- Bahtıllı Location within Turkey Bahtıllı Location within Turkey Aegean
- Coordinates: 39°9′20″N 28°48′1″E﻿ / ﻿39.15556°N 28.80028°E
- Country: Turkey
- Province: Kütahya
- District: Simav
- Population (2022): 383
- Time zone: UTC+3 (TRT)

= Bahtıllı =

Village in Simav district, Kütahya province, Turkey

Bahtıllı is a village in the Simav District of Kütahya Province, Turkey. As of 2022, its population is 383. Before the 2013 reorganisation, it was a town (belde).

Bahtıllı is located on the upper edge of the Simav Çayı's plain, and is separated by a low range of hills from the Simav Gölü. It is 20 km from the town of Simav, 106 km west-southwest of the city of Kütahya, and 118 km south of Bursa.

About 1 km west of the village are the ruins of a square fortress, with walls about 70 m long on each side. The walls are partly overgrown with brush, but they are easily visible on all sides. The north wall is the best preserved, and at the northeast corner a 7 m-tall section is still standing. The walls are made of broken rubbly stone ("bruchstein") embedded in a white mortar matrix; in the past, they would have been clad with large stone blocks. Some of these larger blocks are still visible, embedded in the mortar. The whole complex dates from sometime between the 600s and the 1200s and probably follows an earlier Roman fortress. Numerous spolia present in the modern village of Bahtıllı likely came from an earlier settlement near the fortress. The spolia mainly consists of Roman-era fragments, but some early Byzantine column capitals are also present.

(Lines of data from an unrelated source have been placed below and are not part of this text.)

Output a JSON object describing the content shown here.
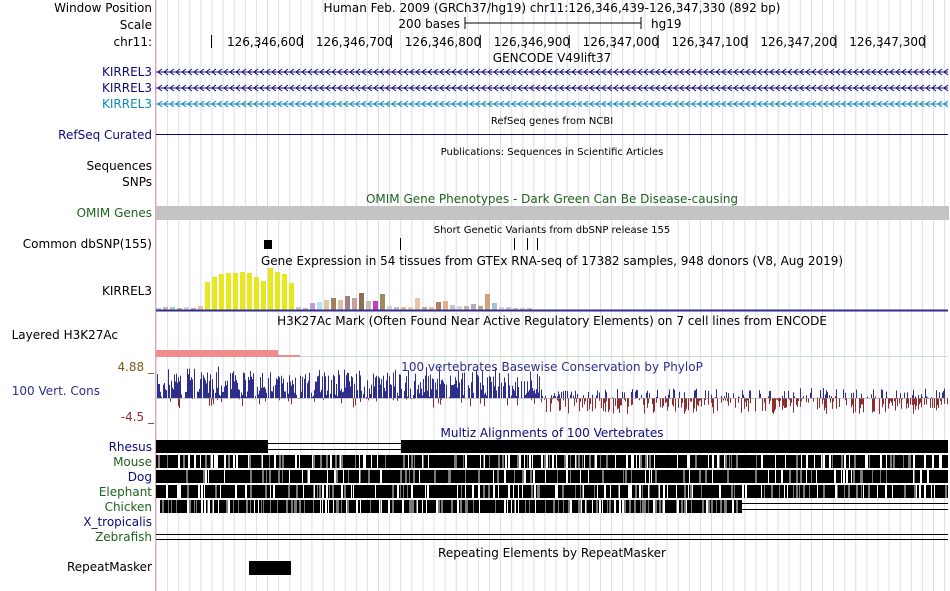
{
  "header": {
    "window_position_label": "Window Position",
    "scale_label": "Scale",
    "chrom_label": "chr11:",
    "assembly_position": "Human Feb. 2009 (GRCh37/hg19)   chr11:126,346,439-126,347,330 (892 bp)",
    "scale_text": "200 bases",
    "scale_db": "hg19",
    "ruler_ticks": [
      "126,346,600",
      "126,346,700",
      "126,346,800",
      "126,346,900",
      "126,347,000",
      "126,347,100",
      "126,347,200",
      "126,347,300"
    ]
  },
  "tracks": {
    "gencode": {
      "title": "GENCODE V49lift37",
      "genes": [
        {
          "label": "KIRREL3",
          "color": "#0c0c78"
        },
        {
          "label": "KIRREL3",
          "color": "#0c0c78"
        },
        {
          "label": "KIRREL3",
          "color": "#0c8cbc"
        }
      ]
    },
    "refseq": {
      "title": "RefSeq genes from NCBI",
      "label": "RefSeq Curated",
      "color": "#0c0c78"
    },
    "publications": {
      "title": "Publications: Sequences in Scientific Articles",
      "label_line1": "Sequences",
      "label_line2": "SNPs"
    },
    "omim": {
      "title": "OMIM Gene Phenotypes - Dark Green Can Be Disease-causing",
      "label": "OMIM Genes",
      "color": "#1e641e"
    },
    "dbsnp": {
      "title": "Short Genetic Variants from dbSNP release 155",
      "label": "Common dbSNP(155)"
    },
    "gtex": {
      "title": "Gene Expression in 54 tissues from GTEx RNA-seq of 17382 samples, 948 donors (V8, Aug 2019)",
      "label": "KIRREL3"
    },
    "h3k27ac": {
      "title": "H3K27Ac Mark (Often Found Near Active Regulatory Elements) on 7 cell lines from ENCODE",
      "label": "Layered H3K27Ac"
    },
    "phylop": {
      "title": "100 vertebrates Basewise Conservation by PhyloP",
      "label": "100 Vert. Cons",
      "max_label": "4.88 _",
      "min_label": "-4.5 _",
      "color": "#2e2e8c"
    },
    "multiz": {
      "title": "Multiz Alignments of 100 Vertebrates",
      "species": [
        {
          "label": "Rhesus",
          "color": "#0c0c78"
        },
        {
          "label": "Mouse",
          "color": "#1e641e"
        },
        {
          "label": "Dog",
          "color": "#0c0c78"
        },
        {
          "label": "Elephant",
          "color": "#1e641e"
        },
        {
          "label": "Chicken",
          "color": "#1e641e"
        },
        {
          "label": "X_tropicalis",
          "color": "#0c0c78"
        },
        {
          "label": "Zebrafish",
          "color": "#1e641e"
        }
      ]
    },
    "repeatmasker": {
      "title": "Repeating Elements by RepeatMasker",
      "label": "RepeatMasker"
    }
  }
}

An ancient Greek inscription found at Bahtıllı refers to it as "Goloinon gerousia" (Γολοινῶν γερουσία), indicating that the place's ancient name may have been Goloē or Goloia. A couple of other inscriptions, dating from the early 4th century, appear to have originally come from the nearby ancient city of Ankyra.

Women in Bahtıllı, in addition to working in agriculture or animal husbandry, also contribute to the family economy by hand-weaving and embroidering things like aprons. The aprons are decorated with various floral or geometric designs, with common motifs including carnations and the tree of life. Historically, local women spun the thread themselves from raw wool fibers, but today they buy factory-spun thread instead. Local women also make fabric waist ties for commercial purposes.